One unexpected benefit: the agent's query log became a useful source of information for the HR team about what employees were actually confused about. High-volume query types that the HR team had not previously tracked were now visible. In one case, the log surfaced that employees at the Osaka site were querying a specific expense policy significantly more often than employees at other sites — which turned out to reflect a difference in how the site manager had been communicating the policy locally. The HR team used this to trigger a policy clarification communication to that site.
What Did Not Work Perfectly
Three things required adjustment after launch. First, the chunking of the employee handbook produced some responses that quoted a single paragraph accurately but omitted adjacent context that was necessary to understand the answer fully. For example, a question about the annual leave accrual rate returned the correct rate, but the correct rate had an exception for employees in their first year of employment that was in the following paragraph — not the retrieved chunk. This was fixed by widening the context window in retrieval and adding a post-retrieval check for "exception" and "ただし" (a Japanese conjunction typically preceding exceptions or qualifications) in neighboring chunks.
Second, some employees initially phrased questions in casual Japanese rather than the semi-formal register the agent was tuned for. The agent's responses stayed formal, which felt slightly mismatched to some users. We adjusted the system prompt to detect casual register in the query and slightly soften the response formality while remaining appropriate for a business context.
Third: the FAQ document the HR team had built was internally inconsistent in a few places — the same question had slightly different answers in different sections, reflecting different update cycles. Rather than letting the agent synthesize across these inconsistencies (which would produce confident-sounding wrong answers), we worked with the HR team to spend two hours resolving the inconsistencies in the source document. This is an important principle: the agent's accuracy ceiling is the consistency of its source material, and no retrieval or reasoning sophistication can substitute for coherent source documents.
Six Months Later
At the six-month mark, the HR team's self-reported estimate was that policy lookup queries occupying uninterrupted HR staff time had dropped by approximately 60% from pre-deployment levels. The remaining HR time spent on policy questions went to the genuinely complex cases — situations requiring judgment, exception decisions, and sensitive matters that should always be handled by a human.
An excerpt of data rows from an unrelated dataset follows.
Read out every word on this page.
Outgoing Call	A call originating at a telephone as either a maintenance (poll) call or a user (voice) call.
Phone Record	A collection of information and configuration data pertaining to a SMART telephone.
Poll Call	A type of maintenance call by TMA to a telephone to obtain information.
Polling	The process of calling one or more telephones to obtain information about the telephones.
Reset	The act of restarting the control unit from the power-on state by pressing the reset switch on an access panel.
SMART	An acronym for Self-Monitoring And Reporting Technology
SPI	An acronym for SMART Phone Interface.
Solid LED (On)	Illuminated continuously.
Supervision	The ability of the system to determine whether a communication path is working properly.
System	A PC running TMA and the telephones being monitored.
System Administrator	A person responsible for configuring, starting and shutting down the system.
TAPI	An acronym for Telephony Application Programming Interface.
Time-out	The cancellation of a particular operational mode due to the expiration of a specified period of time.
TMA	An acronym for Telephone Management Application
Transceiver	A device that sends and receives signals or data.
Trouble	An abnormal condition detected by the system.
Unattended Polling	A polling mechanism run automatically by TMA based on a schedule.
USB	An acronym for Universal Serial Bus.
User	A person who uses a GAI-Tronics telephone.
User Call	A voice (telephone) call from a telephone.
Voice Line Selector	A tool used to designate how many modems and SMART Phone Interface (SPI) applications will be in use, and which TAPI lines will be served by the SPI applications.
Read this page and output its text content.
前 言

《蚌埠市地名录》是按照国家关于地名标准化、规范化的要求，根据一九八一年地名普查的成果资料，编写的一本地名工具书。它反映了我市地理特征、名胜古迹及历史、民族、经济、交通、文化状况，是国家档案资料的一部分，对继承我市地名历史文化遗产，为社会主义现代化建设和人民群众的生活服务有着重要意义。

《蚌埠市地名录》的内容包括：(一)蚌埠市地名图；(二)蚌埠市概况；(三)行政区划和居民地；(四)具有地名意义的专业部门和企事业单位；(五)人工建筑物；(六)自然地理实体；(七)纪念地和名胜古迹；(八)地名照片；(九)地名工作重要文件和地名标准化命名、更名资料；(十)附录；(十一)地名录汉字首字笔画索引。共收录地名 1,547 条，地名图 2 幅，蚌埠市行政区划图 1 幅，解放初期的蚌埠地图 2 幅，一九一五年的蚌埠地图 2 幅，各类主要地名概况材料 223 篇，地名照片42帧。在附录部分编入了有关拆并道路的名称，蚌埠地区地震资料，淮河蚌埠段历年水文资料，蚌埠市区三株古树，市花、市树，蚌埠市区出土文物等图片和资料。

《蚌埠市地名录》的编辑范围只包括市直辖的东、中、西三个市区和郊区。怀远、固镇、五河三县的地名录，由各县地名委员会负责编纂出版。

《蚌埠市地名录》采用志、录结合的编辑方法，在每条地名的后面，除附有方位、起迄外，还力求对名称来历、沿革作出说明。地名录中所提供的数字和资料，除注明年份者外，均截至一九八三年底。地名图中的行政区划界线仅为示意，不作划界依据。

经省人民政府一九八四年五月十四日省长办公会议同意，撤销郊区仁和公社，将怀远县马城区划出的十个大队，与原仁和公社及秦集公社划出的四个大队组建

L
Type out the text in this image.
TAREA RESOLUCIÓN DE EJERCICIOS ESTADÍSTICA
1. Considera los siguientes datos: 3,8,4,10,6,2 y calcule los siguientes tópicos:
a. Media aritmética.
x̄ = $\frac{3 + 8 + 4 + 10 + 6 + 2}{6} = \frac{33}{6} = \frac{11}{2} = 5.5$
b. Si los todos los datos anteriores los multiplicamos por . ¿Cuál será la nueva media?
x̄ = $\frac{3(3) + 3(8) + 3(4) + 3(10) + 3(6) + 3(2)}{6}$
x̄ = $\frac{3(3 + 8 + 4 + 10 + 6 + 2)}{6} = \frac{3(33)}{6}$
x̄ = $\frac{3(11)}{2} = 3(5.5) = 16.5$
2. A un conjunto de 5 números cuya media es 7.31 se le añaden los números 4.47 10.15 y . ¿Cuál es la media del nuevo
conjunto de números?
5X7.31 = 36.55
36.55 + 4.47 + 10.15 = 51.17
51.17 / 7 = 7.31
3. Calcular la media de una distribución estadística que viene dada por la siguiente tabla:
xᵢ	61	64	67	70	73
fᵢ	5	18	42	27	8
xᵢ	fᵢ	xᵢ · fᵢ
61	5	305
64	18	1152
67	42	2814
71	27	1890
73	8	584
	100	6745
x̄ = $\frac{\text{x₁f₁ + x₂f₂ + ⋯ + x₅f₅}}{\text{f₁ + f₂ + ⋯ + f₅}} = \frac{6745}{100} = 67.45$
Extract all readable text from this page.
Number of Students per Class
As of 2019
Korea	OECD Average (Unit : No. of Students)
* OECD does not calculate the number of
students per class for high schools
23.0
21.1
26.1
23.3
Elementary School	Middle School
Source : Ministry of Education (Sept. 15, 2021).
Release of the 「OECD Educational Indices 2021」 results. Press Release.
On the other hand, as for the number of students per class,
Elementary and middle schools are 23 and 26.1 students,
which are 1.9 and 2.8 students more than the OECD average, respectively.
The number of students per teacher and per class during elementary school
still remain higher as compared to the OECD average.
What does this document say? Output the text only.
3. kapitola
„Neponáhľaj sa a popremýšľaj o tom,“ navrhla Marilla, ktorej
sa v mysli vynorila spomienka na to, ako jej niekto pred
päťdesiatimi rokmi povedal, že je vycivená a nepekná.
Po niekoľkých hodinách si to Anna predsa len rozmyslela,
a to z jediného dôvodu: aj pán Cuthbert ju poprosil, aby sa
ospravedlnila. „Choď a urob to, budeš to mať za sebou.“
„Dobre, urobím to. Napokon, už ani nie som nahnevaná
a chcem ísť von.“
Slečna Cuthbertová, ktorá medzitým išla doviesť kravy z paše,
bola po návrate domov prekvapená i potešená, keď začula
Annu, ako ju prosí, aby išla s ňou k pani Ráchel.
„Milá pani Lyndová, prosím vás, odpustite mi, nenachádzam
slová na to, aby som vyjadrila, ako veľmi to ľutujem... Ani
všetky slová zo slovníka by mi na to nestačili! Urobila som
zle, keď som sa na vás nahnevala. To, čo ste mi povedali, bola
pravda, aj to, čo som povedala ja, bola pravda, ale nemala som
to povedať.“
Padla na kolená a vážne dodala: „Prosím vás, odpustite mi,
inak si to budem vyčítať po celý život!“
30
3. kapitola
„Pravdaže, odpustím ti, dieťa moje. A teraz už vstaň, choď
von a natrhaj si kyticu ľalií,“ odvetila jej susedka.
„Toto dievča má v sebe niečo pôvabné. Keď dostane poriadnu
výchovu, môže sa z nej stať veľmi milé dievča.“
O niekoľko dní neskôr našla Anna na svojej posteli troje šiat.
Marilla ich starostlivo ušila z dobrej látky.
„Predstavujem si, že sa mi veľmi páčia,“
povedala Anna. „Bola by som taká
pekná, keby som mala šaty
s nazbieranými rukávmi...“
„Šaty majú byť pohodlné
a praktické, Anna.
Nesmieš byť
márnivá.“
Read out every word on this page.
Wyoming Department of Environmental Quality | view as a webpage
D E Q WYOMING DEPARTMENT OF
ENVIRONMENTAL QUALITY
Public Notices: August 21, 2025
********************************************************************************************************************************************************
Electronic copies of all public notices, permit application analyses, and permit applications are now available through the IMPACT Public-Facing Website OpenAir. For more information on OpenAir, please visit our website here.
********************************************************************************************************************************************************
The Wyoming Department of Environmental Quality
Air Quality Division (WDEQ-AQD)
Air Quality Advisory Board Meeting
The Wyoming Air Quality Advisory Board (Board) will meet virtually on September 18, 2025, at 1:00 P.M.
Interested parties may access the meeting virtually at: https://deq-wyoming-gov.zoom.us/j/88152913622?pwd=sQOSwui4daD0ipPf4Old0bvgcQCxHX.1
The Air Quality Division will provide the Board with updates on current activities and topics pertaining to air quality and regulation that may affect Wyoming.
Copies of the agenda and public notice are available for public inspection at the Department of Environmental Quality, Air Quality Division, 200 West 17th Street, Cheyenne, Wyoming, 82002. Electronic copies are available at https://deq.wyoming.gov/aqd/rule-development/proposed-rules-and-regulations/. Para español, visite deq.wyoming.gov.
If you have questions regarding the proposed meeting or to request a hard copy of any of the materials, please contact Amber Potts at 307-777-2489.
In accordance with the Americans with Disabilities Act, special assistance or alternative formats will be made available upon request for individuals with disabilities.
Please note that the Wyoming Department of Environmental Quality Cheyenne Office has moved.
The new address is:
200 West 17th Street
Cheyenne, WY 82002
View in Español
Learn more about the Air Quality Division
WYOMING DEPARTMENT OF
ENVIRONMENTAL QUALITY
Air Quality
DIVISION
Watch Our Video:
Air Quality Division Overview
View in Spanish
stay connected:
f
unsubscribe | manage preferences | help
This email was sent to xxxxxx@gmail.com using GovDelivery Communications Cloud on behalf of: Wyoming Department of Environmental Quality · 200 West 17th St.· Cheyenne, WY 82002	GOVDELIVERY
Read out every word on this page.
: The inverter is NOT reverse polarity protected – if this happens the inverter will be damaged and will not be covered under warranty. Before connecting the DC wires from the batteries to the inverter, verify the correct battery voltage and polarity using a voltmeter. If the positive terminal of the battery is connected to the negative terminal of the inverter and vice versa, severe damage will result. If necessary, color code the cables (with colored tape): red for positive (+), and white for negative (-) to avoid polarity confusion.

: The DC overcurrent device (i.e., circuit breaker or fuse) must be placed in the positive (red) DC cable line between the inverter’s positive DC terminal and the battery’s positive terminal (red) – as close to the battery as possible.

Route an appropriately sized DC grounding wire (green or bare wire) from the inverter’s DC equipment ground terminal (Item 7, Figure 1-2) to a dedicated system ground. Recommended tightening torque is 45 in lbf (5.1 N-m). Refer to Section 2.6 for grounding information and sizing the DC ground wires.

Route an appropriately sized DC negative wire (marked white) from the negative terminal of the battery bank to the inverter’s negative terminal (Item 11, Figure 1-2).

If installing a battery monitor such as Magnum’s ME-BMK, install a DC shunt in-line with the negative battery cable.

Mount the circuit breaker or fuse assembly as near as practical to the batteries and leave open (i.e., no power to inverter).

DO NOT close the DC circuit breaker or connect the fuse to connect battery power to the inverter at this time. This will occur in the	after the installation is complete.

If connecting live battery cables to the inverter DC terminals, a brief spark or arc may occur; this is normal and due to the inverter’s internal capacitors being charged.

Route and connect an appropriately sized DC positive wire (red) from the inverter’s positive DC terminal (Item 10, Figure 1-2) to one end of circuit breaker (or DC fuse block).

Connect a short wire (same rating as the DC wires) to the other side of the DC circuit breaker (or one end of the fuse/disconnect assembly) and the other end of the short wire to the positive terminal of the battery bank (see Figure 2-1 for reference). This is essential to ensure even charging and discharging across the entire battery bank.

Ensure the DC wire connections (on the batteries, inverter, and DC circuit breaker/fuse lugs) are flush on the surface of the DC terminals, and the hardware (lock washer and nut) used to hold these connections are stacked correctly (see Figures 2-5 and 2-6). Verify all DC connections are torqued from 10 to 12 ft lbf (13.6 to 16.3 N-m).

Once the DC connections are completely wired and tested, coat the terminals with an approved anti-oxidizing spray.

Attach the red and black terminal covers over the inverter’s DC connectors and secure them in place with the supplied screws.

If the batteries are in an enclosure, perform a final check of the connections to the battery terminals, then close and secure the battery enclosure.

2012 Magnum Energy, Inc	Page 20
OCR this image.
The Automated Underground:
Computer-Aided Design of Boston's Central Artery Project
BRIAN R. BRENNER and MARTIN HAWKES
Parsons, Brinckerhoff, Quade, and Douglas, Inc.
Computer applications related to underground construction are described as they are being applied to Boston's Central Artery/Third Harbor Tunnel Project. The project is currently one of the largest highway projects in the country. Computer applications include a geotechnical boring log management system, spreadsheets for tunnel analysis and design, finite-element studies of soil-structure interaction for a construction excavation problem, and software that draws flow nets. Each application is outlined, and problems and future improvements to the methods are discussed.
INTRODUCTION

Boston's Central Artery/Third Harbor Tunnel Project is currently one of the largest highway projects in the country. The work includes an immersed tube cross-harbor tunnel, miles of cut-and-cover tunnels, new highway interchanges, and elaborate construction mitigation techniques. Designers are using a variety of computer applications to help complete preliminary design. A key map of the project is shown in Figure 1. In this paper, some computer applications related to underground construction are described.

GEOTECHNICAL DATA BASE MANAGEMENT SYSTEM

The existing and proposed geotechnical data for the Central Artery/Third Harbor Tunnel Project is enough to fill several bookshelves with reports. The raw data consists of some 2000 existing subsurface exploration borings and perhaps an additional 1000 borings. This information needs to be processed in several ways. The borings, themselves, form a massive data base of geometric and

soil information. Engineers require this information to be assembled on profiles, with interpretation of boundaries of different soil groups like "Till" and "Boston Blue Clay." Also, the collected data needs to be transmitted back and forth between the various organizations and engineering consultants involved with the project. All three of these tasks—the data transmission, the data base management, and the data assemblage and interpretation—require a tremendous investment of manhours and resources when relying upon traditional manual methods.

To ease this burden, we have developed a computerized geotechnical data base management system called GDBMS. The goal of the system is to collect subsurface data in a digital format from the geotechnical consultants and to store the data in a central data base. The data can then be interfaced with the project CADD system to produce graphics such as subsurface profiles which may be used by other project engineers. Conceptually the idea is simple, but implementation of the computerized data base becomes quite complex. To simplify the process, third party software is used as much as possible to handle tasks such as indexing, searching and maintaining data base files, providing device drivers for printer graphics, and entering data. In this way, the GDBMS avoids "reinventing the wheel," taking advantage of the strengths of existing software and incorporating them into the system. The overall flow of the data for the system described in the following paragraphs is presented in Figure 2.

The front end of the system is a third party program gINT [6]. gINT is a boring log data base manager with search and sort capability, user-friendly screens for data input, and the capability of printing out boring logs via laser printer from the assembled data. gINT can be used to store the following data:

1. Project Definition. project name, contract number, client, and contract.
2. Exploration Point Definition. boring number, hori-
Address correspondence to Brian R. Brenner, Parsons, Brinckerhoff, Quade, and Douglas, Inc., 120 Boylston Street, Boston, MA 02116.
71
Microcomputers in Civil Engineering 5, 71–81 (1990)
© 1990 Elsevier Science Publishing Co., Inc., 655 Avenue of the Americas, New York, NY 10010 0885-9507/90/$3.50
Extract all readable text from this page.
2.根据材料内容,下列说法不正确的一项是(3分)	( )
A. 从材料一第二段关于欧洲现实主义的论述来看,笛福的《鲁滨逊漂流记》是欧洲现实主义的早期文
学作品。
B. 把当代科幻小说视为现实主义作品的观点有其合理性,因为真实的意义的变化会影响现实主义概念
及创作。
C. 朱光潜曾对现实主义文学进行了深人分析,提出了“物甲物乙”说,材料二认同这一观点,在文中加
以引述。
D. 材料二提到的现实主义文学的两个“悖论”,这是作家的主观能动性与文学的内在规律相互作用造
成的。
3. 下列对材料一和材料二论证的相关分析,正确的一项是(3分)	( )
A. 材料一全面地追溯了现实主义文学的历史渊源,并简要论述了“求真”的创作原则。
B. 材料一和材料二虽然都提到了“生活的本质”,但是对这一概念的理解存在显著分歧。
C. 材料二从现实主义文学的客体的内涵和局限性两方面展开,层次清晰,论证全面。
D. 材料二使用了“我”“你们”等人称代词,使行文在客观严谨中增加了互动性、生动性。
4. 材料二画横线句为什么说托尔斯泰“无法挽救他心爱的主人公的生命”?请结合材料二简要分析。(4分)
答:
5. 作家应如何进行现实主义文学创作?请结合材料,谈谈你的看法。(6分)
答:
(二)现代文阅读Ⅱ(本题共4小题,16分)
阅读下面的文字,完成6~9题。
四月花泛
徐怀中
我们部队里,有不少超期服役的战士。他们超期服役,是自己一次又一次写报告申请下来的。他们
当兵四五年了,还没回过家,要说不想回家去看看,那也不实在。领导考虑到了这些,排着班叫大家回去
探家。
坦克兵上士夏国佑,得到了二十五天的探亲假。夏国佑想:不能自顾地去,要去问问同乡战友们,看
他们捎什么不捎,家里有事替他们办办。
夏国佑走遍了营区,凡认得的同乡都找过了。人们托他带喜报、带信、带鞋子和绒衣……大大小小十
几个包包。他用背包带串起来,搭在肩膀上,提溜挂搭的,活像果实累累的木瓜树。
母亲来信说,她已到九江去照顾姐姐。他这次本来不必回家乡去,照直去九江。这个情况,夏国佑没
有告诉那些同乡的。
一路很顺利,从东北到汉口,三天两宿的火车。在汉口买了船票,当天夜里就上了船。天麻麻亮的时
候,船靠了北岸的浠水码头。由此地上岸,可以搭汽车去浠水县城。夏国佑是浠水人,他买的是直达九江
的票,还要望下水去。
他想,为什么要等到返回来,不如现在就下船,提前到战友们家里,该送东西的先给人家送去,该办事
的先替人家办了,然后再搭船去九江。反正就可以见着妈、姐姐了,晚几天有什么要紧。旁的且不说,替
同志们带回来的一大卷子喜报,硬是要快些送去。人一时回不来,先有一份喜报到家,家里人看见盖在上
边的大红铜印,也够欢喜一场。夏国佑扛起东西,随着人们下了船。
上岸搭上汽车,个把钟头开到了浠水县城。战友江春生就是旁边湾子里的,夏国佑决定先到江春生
The agent's knowledge base has been updated three times since launch: once when the annual leave policy was revised, once when a new work-from-home notification requirement was added, and once when the commuter allowance policy was simplified to a single version. Each update took approximately 30 minutes of configuration time inside the Askhub platform — the HR team's designated administrator handles these updates without external support.
The question we get asked most often about this case: "what about employees who prefer to ask HR directly rather than using the agent?" They continue to do so. The agent did not replace the HR team's availability for questions — it reduced the volume of lookup queries that consumed the team's time, freeing more of their attention for the people who needed genuine HR engagement. That is the scope it was designed for, and it is the scope where it performed well.